Moroccanqueen · 27/08/2023 10:51

Respect goes both ways though doesn’t it. One of my best friends is Muslim and if I wanted to wear a string bikini on holiday or drink she wouldn’t bat an eyelid but I wouldn’t expect her to dress the same.

she has extremest old fashioned views by the sounds of it. Don’t go on the holiday, unless your taking her to sin city vegas for the comedy value 🤷‍♀️

electriclight · 27/08/2023 10:53

I think I'd go on the holiday and just do what I wanted anyway.

Do it respectfully, faux innocent, so she is the one who looks like a dick.

The only way this is reasonable is if she declined the holiday invite, as you say she declines family parties, because she doesn't want to be around certain behaviours but knows it's unreasonable to ask others not to do them - but was persuaded to come on the promise that everyone would follow her rules on this occasion.

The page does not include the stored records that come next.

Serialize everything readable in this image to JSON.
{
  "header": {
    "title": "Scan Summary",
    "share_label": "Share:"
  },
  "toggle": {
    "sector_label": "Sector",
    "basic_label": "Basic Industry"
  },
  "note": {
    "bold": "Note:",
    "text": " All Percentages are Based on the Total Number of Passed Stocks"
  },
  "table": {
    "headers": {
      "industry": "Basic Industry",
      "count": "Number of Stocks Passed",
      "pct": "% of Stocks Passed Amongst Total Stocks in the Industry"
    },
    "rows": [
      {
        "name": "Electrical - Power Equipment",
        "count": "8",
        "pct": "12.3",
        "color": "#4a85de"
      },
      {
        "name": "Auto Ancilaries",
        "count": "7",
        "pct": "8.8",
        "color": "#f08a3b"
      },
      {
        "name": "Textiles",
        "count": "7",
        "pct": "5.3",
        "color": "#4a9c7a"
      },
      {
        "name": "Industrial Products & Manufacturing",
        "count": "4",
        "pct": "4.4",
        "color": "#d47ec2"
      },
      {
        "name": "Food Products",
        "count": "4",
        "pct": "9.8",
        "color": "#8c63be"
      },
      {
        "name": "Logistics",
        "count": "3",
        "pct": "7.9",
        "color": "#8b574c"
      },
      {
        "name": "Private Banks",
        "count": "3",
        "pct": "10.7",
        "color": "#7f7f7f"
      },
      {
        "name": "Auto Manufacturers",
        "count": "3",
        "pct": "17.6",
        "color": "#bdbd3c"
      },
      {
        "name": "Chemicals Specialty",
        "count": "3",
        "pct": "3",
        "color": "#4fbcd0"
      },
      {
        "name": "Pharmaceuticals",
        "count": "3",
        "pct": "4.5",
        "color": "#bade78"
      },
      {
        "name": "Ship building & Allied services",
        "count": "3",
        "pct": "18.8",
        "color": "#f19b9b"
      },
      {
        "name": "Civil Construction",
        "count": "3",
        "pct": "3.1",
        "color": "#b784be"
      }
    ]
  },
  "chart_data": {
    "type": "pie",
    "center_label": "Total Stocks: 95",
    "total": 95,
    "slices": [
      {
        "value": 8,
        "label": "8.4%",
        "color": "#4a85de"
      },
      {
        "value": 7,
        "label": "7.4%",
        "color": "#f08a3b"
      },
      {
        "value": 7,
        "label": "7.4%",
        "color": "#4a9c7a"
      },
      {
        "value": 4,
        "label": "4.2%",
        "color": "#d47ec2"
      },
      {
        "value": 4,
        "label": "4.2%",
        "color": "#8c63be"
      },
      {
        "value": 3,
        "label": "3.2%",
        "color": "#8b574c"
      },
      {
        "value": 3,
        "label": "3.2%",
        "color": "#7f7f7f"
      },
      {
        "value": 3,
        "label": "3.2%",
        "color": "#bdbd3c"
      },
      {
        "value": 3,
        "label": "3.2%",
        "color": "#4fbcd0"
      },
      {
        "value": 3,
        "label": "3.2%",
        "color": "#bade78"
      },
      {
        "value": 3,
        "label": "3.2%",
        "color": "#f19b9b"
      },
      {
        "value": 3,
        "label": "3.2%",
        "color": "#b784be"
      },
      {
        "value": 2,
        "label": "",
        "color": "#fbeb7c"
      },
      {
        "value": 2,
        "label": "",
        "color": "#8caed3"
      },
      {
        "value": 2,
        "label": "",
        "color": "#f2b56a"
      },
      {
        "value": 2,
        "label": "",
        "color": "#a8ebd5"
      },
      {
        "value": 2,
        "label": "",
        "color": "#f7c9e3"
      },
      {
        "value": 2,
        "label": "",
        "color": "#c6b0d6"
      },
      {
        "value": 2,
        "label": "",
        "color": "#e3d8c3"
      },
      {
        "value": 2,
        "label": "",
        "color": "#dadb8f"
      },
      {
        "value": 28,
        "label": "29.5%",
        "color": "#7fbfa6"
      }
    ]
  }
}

Canyousewcushions · 27/08/2023 10:53

I wouldn't be going on the holiday.

I'd also regularly be found uttering thing like "well, you know, he who casts the first stone and all...." when they get judgey.

Thelonelygiraffe · 27/08/2023 10:55

If you respect her beliefs, she should respect yours. And no, she doesn't get to criticise/comment on/ban/censor clothing, music, tv programmes, etc.

I would not go on holiday with her.

She's a homophobic bigot.

KajsaKavat · 27/08/2023 10:55

Don’t go!!! This is stupid.

tiv2020 · 27/08/2023 10:55

I have a family member who is much the same. Prays for me too, much good it is. Same view of swearing, clothing, gays, saying grace at every meal etc.
Has been mentioning how she'd like to go on holiday together for years.
Zero chance of that, thanks. I am not interested in being in a re-education camp.